Something pretty remarkable happened Tuesday afternoon in a small windowless auditorium next door to the White House. President Obama signed a new law: the Workforce Innovation and Opportunity Act.
It streamlines and updates the nation’s job training programs and was 11 years overdue. The bill got overwhelming bipartisan support in both the House and Senate.
“Folks in Congress got past their differences; they got a bill to my desk,” Obama said at the signing ceremony. “So this is not a win for Democrats or Republicans; it is a win for American workers.”

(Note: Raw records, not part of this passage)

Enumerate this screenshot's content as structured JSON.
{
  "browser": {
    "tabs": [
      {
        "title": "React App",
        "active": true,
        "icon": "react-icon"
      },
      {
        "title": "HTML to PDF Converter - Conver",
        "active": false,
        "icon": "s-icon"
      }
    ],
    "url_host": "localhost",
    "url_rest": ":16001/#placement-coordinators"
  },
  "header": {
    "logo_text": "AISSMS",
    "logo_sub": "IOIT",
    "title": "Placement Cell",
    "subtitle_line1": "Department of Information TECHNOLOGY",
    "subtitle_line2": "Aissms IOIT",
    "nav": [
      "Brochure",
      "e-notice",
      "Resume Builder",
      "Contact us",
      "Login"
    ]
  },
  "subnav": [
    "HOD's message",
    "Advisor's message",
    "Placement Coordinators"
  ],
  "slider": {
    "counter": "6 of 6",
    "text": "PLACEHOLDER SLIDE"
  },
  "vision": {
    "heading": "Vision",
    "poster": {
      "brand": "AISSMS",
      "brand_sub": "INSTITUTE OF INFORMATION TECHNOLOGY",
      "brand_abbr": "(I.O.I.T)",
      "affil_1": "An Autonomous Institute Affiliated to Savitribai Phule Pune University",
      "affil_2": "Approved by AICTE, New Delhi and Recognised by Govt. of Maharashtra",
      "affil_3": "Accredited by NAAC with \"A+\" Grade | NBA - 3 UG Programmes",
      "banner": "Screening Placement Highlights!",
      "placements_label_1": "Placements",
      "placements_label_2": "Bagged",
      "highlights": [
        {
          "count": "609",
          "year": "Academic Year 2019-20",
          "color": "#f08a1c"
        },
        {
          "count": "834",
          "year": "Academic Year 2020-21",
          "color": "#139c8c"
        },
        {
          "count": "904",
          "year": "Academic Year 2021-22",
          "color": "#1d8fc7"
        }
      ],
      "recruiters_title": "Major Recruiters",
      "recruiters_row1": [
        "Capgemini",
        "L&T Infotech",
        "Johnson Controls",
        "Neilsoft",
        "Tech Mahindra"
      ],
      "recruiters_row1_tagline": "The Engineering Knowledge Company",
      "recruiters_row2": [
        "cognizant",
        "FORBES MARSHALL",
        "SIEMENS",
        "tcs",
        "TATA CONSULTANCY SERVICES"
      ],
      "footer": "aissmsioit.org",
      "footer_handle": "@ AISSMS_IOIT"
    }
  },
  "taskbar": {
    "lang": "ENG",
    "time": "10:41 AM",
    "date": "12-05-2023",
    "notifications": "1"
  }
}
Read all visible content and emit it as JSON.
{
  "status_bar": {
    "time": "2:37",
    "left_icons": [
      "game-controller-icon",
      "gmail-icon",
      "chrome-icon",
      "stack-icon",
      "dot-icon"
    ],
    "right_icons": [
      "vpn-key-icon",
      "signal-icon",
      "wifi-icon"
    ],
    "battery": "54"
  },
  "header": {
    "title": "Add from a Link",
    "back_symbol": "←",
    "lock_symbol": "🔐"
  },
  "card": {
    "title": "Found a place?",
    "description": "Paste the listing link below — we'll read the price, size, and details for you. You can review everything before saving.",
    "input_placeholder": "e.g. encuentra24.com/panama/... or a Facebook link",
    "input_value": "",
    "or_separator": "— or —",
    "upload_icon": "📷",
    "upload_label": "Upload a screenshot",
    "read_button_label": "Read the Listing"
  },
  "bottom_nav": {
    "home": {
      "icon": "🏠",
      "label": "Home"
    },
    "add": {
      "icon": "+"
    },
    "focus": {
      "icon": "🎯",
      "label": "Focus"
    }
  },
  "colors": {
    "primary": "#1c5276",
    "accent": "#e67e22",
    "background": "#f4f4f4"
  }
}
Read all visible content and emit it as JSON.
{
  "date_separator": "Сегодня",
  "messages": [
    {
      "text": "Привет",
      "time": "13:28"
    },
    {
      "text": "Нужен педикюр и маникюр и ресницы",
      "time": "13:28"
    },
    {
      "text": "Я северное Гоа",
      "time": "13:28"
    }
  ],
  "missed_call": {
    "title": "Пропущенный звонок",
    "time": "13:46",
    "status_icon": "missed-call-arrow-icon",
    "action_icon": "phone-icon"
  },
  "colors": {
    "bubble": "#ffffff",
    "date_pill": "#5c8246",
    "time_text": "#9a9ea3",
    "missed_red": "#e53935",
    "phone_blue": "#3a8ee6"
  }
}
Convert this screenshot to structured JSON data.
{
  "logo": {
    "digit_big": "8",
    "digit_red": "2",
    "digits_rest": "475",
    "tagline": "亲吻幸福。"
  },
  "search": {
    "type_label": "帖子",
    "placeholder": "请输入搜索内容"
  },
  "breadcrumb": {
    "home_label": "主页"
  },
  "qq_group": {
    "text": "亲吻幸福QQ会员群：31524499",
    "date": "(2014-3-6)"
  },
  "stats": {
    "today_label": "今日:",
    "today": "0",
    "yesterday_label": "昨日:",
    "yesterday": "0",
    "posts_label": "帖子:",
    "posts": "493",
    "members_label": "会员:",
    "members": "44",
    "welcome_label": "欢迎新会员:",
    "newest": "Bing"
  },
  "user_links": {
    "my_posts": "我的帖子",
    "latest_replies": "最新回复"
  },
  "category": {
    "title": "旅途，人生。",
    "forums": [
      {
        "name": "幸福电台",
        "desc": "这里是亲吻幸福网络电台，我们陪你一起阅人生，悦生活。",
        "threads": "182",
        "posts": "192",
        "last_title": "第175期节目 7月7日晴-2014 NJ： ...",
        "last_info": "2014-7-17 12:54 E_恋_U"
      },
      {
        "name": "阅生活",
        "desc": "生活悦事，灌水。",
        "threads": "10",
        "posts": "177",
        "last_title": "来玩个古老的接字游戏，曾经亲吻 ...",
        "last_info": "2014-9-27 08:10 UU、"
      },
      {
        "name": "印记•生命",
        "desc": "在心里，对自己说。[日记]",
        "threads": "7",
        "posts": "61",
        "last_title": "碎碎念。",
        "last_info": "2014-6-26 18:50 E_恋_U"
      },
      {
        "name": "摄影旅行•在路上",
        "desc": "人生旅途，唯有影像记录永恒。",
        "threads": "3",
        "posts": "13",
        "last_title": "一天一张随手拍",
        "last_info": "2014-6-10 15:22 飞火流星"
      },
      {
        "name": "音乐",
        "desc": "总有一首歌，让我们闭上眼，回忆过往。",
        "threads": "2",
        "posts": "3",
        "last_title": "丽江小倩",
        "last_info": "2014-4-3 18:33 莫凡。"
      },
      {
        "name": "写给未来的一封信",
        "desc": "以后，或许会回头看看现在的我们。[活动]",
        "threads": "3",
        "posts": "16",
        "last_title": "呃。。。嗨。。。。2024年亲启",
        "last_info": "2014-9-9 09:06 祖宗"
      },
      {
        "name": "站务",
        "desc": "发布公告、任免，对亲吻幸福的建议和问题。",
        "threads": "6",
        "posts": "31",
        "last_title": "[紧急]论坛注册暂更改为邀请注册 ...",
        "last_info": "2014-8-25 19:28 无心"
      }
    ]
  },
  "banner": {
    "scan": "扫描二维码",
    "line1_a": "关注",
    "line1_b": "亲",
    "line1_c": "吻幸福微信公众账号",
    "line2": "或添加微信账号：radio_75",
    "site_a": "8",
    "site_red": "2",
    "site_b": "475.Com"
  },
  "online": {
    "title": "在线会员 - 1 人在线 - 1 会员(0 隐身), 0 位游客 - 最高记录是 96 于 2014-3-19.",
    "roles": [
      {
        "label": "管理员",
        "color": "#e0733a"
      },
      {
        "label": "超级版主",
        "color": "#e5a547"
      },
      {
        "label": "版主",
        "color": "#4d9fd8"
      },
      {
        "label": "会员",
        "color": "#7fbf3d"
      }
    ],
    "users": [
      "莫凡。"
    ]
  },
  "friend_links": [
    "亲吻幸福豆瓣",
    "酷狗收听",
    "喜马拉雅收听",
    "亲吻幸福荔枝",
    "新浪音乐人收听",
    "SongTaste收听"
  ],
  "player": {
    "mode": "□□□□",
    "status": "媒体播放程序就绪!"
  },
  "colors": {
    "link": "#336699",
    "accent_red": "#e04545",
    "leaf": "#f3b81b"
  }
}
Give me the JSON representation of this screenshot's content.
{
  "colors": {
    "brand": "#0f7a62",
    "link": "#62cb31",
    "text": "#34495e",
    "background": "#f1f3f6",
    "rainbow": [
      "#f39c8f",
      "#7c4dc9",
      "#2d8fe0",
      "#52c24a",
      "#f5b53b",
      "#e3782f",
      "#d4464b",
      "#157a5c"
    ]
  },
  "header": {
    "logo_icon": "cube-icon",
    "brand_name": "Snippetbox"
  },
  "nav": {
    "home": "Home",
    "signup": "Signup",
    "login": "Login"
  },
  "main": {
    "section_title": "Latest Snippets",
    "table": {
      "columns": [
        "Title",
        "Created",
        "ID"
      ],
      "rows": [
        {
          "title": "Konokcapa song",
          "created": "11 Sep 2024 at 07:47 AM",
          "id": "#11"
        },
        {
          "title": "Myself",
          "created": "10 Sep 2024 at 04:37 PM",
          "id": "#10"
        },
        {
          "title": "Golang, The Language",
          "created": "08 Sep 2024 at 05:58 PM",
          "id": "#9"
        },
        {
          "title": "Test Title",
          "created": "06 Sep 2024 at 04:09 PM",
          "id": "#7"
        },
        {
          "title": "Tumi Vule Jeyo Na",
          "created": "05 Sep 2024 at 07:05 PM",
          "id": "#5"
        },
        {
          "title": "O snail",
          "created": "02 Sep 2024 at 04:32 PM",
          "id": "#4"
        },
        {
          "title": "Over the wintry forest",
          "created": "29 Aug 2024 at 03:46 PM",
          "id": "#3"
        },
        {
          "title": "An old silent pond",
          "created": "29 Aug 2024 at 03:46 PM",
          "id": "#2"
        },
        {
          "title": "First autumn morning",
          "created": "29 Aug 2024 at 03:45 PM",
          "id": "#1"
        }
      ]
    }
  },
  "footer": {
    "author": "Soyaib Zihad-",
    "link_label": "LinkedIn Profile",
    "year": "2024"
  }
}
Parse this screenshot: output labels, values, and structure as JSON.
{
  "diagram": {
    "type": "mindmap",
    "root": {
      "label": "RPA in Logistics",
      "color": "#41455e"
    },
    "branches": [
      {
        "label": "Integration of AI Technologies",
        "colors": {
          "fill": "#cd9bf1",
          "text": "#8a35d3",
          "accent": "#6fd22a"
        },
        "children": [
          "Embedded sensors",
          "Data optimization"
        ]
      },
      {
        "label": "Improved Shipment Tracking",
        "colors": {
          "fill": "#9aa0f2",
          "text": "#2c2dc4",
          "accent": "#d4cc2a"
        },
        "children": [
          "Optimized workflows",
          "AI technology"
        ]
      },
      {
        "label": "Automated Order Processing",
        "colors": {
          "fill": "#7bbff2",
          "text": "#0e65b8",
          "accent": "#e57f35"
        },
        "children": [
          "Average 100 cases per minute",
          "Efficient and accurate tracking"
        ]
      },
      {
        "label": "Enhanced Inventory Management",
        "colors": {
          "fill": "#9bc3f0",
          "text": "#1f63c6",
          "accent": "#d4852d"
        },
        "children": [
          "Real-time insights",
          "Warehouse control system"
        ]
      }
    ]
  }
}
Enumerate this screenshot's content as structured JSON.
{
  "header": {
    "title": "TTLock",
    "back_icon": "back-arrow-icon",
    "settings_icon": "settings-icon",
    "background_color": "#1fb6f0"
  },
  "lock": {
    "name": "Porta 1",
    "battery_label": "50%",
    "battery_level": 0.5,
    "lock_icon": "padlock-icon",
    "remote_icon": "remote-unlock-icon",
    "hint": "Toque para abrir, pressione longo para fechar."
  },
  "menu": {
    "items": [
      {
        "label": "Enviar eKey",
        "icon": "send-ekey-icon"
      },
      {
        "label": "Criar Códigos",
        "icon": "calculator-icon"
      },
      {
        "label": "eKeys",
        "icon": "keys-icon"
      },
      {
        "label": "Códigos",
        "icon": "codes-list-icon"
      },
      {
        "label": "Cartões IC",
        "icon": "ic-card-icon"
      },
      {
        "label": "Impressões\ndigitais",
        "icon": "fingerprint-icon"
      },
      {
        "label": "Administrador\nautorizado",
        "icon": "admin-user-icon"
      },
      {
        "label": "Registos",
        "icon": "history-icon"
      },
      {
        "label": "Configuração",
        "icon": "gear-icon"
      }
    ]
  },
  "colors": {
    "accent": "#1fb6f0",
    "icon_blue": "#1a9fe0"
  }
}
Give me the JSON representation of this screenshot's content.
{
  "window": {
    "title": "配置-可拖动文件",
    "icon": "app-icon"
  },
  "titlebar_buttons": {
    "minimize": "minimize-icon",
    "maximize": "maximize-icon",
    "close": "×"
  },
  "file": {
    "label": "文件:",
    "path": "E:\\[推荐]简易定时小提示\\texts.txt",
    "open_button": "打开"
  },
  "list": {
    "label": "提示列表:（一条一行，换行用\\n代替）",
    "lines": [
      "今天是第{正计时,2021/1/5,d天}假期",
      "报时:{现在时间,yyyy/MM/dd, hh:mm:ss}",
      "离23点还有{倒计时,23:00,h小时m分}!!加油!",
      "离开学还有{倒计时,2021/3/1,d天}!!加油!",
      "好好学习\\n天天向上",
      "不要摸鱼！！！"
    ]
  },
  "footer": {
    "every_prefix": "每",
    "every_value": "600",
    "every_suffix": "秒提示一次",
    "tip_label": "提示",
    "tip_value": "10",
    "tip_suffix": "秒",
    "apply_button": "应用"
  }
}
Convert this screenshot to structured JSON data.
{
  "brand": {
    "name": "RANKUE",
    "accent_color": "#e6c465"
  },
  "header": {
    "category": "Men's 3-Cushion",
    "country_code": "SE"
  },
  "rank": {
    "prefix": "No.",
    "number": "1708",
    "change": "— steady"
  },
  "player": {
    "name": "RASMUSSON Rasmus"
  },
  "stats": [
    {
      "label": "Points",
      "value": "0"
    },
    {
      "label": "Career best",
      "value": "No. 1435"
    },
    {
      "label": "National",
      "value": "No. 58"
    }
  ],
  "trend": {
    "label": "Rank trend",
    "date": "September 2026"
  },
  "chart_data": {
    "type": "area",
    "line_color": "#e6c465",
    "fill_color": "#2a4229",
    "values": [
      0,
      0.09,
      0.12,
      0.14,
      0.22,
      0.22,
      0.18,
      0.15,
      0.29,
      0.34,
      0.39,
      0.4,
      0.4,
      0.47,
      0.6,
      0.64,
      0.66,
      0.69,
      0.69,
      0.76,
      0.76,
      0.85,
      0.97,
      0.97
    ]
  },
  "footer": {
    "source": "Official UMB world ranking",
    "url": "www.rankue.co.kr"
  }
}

When an unemployed or dissatisfied worker seeks out job training through a government program, the hope is to get a new job in a field where workers are in demand. But the nation’s workforce development system hasn’t always succeeded in matching the training with the work.
The act aims to fix that by better matching training to employer needs. It encourages more apprenticeships and on-the-job training. The measure of success will no longer be just how many people sign up for help, but also how many actually get jobs.
At the same time Congress was working out the details of the bill, Vice President Joe Biden was traveling around the country, looking at what works and what doesn’t.
Back in March, he visited New Hampshire, where an innovative on-the-job training program has helped nearly 700 people get new jobs since 2010. There he stopped at XMA Corp., a small manufacturer that has hired about a half-dozen people so far using the program.
And Biden was clearly impressed. “We’re trying to replicate what you’re doing all over the country,” he told XMA workers.
The program targets the long-term unemployed and pays up to 90 percent of the employee’s salary while a company trains him or her to fill an opening. While at XMA, Biden met Brian Alexander, a design engineer with a big, scruffy beard and a story that probably sounds familiar.
The company where Alexander worked for more than a decade was taken over by a larger corporation.
“I got laid off,” he said. “They eliminated my position is what I was told.”
He had 40 years of experience, and eight months after losing his job, he was still unemployed.
“You know, I was basically almost ready to retire,” he said.